Garantir um planeta biodiverso e saudável
O mais recente relatório do Painel Intergovernamental sobre as Alterações Climáticas (IPCC) descreve com maior precisão os impactos das alterações climáticas e reforça os alertas que já conhecemos: tempestades mais frequentes e mais severas, inundações, secas, incêndios florestais e outros eventos climáticos extremos. A mensagem é mais tangível do que nunca; o aquecimento é uma ameaça crescente ao nosso bem-estar e à saúde do planeta, sendo manifesta a interdependência entre o clima e a biodiversidade (1).
Ainda neste relatório, a ciência confirma que o aquecimento está a provocar mais extremos compostos, isto é, múltiplos riscos climáticos (por exemplo, temperatura extrema e precipitação) ocorrem simultaneamente no mesmo local, afetam várias regiões ao mesmo tempo ou surgem em sequência. Por exemplo, temperaturas mais altas e contínuas podem diminuir a humidade do solo, o que irá inibir o crescimento das plantas e diminuir a precipitação local, levando assim a maior seca. Os impactos continuarão a aumentar se adiarmos uma redução radical das emissões de carbono, com profundas implicações sobre todos os aspetos da vida humana: disponibilidade de recursos alimentares e hídricos, as infraestruturas e a economia, a saúde e o bem-estar.
Enfrentamos riscos que podem ser mitigados através da redução das emissões e do reforço das iniciativas de adaptação. Precisamos de uma mudança radical e profunda no consumo de energia e temos de acelerar a transição global para as energias limpas, investindo na natureza como garante da resiliência. Precisamos de adaptar as sociedades aos impactos das alterações climáticas em curso e trabalhar com as comunidades mais vulneráveis – uma mudança que exige maior financiamento público e estratégias de financiamento privado, como os mercados de carbono. Embora se verifiquem progressos, a adaptação é ainda insuficiente. Segundo o relatório do IPCC, “a maioria das medidas de adaptação é fragmentada, em pequena escala, adaptada aos impactos atuais e aos riscos de curto prazo, e mais focada no planeamento do que na implementação”.
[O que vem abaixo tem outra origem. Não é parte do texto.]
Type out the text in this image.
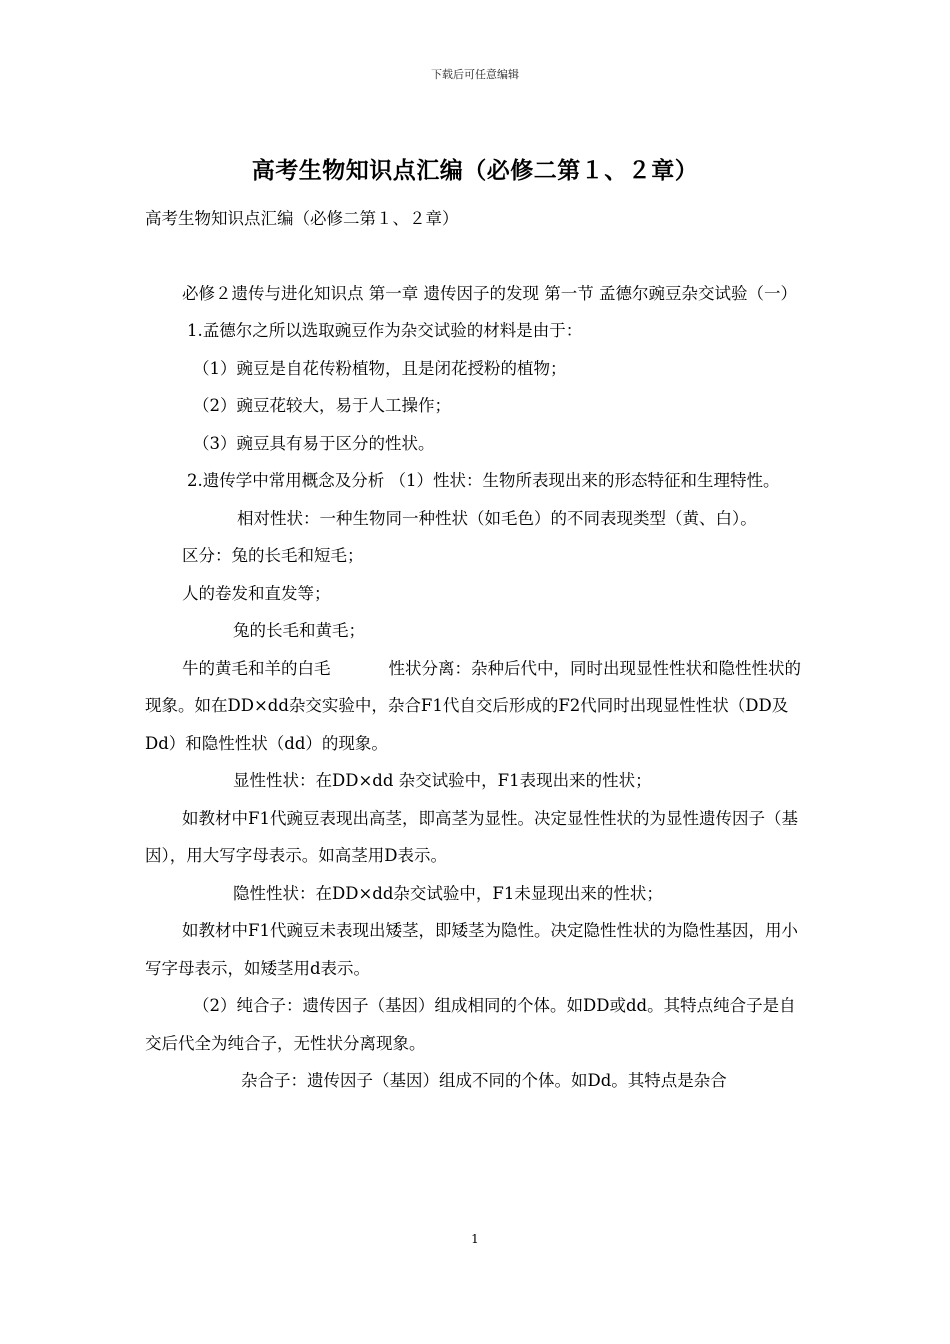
下载后可任意编辑
高考生物知识点汇编（必修二第１、２章）

高考生物知识点汇编（必修二第１、２章）

必修２遗传与进化知识点 第一章 遗传因子的发现 第一节 孟德尔豌豆杂交试验（一）

1.孟德尔之所以选取豌豆作为杂交试验的材料是由于：

（1）豌豆是自花传粉植物，且是闭花授粉的植物；

（2）豌豆花较大，易于人工操作；

（3）豌豆具有易于区分的性状。

2.遗传学中常用概念及分析 （1）性状：生物所表现出来的形态特征和生理特性。

相对性状：一种生物同一种性状（如毛色）的不同表现类型（黄、白）。

区分：兔的长毛和短毛；

人的卷发和直发等；

兔的长毛和黄毛；

牛的黄毛和羊的白毛	性状分离：杂种后代中，同时出现显性性状和隐性性状的现象。如在DD×dd杂交实验中，杂合F1代自交后形成的F2代同时出现显性性状（DD及Dd）和隐性性状（dd）的现象。

显性性状：在DD×dd 杂交试验中，F1表现出来的性状；

如教材中F1代豌豆表现出高茎，即高茎为显性。决定显性性状的为显性遗传因子（基因），用大写字母表示。如高茎用D表示。

隐性性状：在DD×dd杂交试验中，F1未显现出来的性状；

如教材中F1代豌豆未表现出矮茎，即矮茎为隐性。决定隐性性状的为隐性基因，用小写字母表示，如矮茎用d表示。

（2）纯合子：遗传因子（基因）组成相同的个体。如DD或dd。其特点纯合子是自交后代全为纯合子，无性状分离现象。

杂合子：遗传因子（基因）组成不同的个体。如Dd。其特点是杂合

1
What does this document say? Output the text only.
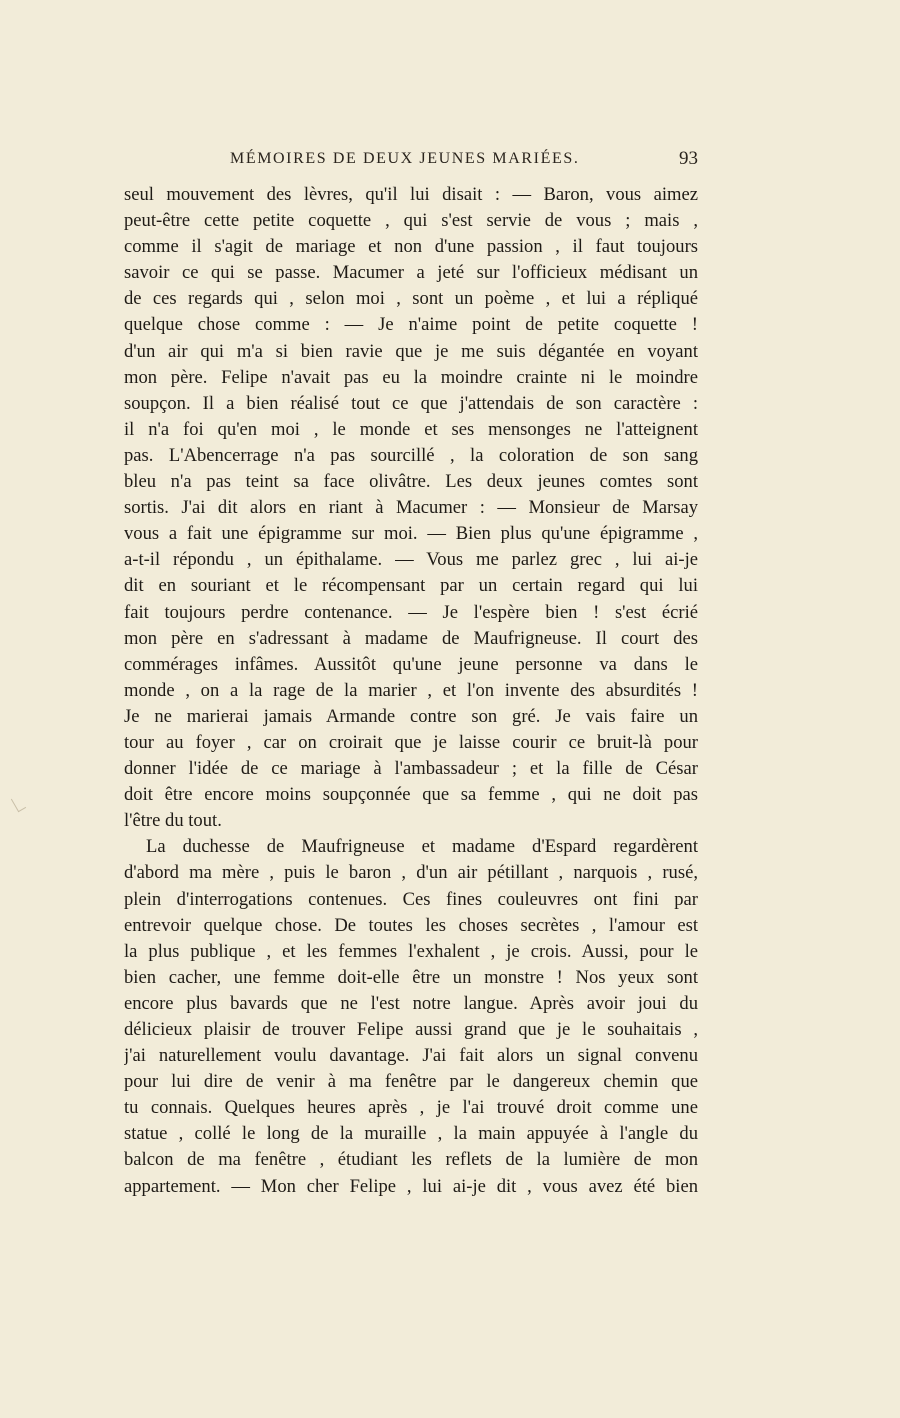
MÉMOIRES DE DEUX JEUNES MARIÉES.	93
seul mouvement des lèvres, qu'il lui disait : — Baron, vous aimez
peut-être cette petite coquette , qui s'est servie de vous ; mais ,
comme il s'agit de mariage et non d'une passion , il faut toujours
savoir ce qui se passe. Macumer a jeté sur l'officieux médisant un
de ces regards qui , selon moi , sont un poème , et lui a répliqué
quelque chose comme : — Je n'aime point de petite coquette !
d'un air qui m'a si bien ravie que je me suis dégantée en voyant
mon père. Felipe n'avait pas eu la moindre crainte ni le moindre
soupçon. Il a bien réalisé tout ce que j'attendais de son caractère :
il n'a foi qu'en moi , le monde et ses mensonges ne l'atteignent
pas. L'Abencerrage n'a pas sourcillé , la coloration de son sang
bleu n'a pas teint sa face olivâtre. Les deux jeunes comtes sont
sortis. J'ai dit alors en riant à Macumer : — Monsieur de Marsay
vous a fait une épigramme sur moi. — Bien plus qu'une épigramme ,
a-t-il répondu , un épithalame. — Vous me parlez grec , lui ai-je
dit en souriant et le récompensant par un certain regard qui lui
fait toujours perdre contenance. — Je l'espère bien ! s'est écrié
mon père en s'adressant à madame de Maufrigneuse. Il court des
commérages infâmes. Aussitôt qu'une jeune personne va dans le
monde , on a la rage de la marier , et l'on invente des absurdités !
Je ne marierai jamais Armande contre son gré. Je vais faire un
tour au foyer , car on croirait que je laisse courir ce bruit-là pour
donner l'idée de ce mariage à l'ambassadeur ; et la fille de César
doit être encore moins soupçonnée que sa femme , qui ne doit pas
l'être du tout.
La duchesse de Maufrigneuse et madame d'Espard regardèrent
d'abord ma mère , puis le baron , d'un air pétillant , narquois , rusé,
plein d'interrogations contenues. Ces fines couleuvres ont fini par
entrevoir quelque chose. De toutes les choses secrètes , l'amour est
la plus publique , et les femmes l'exhalent , je crois. Aussi, pour le
bien cacher, une femme doit-elle être un monstre ! Nos yeux sont
encore plus bavards que ne l'est notre langue. Après avoir joui du
délicieux plaisir de trouver Felipe aussi grand que je le souhaitais ,
j'ai naturellement voulu davantage. J'ai fait alors un signal convenu
pour lui dire de venir à ma fenêtre par le dangereux chemin que
tu connais. Quelques heures après , je l'ai trouvé droit comme une
statue , collé le long de la muraille , la main appuyée à l'angle du
balcon de ma fenêtre , étudiant les reflets de la lumière de mon
appartement. — Mon cher Felipe , lui ai-je dit , vous avez été bien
A pandemia de covid-19 expôs a vulnerabilidade das nossas sociedades a crises sistémicas. As alterações climáticas têm o potencial de ser igualmente disruptivas, e não podemos ter a certeza de que os atuais sistemas sociais se conseguem adaptar gradualmente à medida que os impactos se agravam. São por isso necessários modelos de governança e compromissos globais para reforçar a capacidade de colaboração internacional e o apoio público a uma ação rápida. As alterações climáticas ameaçam a saúde humana e o ambiente, mas também promovem mais desigualdades sociais e contribuem para uma maior injustiça intra e intergeracional.
Os impactos das alterações climáticas podem criar um novo normal disruptivo. Pandemias, eventos climáticos extremos, desigualdades crescentes, crises financeiras e outros choques globais e sistémicos ameaçam profundamente as fundações das sociedades do século XXI, incluindo os nossos sistemas alimentares, a disponibilidade hídrica e energética, e os sistemas de transportes. As pegadas humanas e ecológicas disruptivas destes sistemas, e a instabilidade a elas inerente, são obstáculos a relações sociais justas e exigem uma resposta global.
Precisamos de um acordo global para enfrentar de forma coordenada os riscos globais, implicando novas narrativas e uma perceção moral da justiça climática, um acesso justo aos recursos do planeta, bem como equidade nos direitos humanos à saúde e ao bem-estar. As novas ideias para um futuro sustentável que se afastem dos atuais modelos de consumo e produção terão de inspirar políticas inovadoras em todos os níveis da governação. É importante que este caminho de construção de um novo futuro para um planeta habitável, sustentável e resiliente envolva realmente os jovens de todo o mundo.
1) Ao longo das últimas semanas de março, reuniram-se na Suíça representantes de 150 países, naquele que deveria ter sido um tempo de preparação da 15.ª Conferência Mundial das Nações Unidas sobre biodiversidade (COP15). Os debates terminaram a 29 de março e avançaram a um ritmo muito mais lento do que o esperado, dando origem a frustração e preocupação em relação ao futuro. No final dos trabalhos, os 2000 delegados não chegaram a um acordo sobre um texto que seria negociado e depois adotado pelos chefes de Estado e de Governo para pôr fim à destruição da biodiversidade.
Espera-se que a COP15 adote um novo roteiro para travar a erosão da biodiversidade até 2030. Especialistas e observadores ambicionam que esta reunião suscite uma convergência semelhante à causada pelo acordo climático de Paris em 2015. Entre outras metas, a questão da partilha justa e equitativa de informações e benefícios, além dos recursos genéticos, foi debatida até às últimas horas. O objetivo de proteger 30% da terra e do mar até 2030 parece reunir um apoio consensual.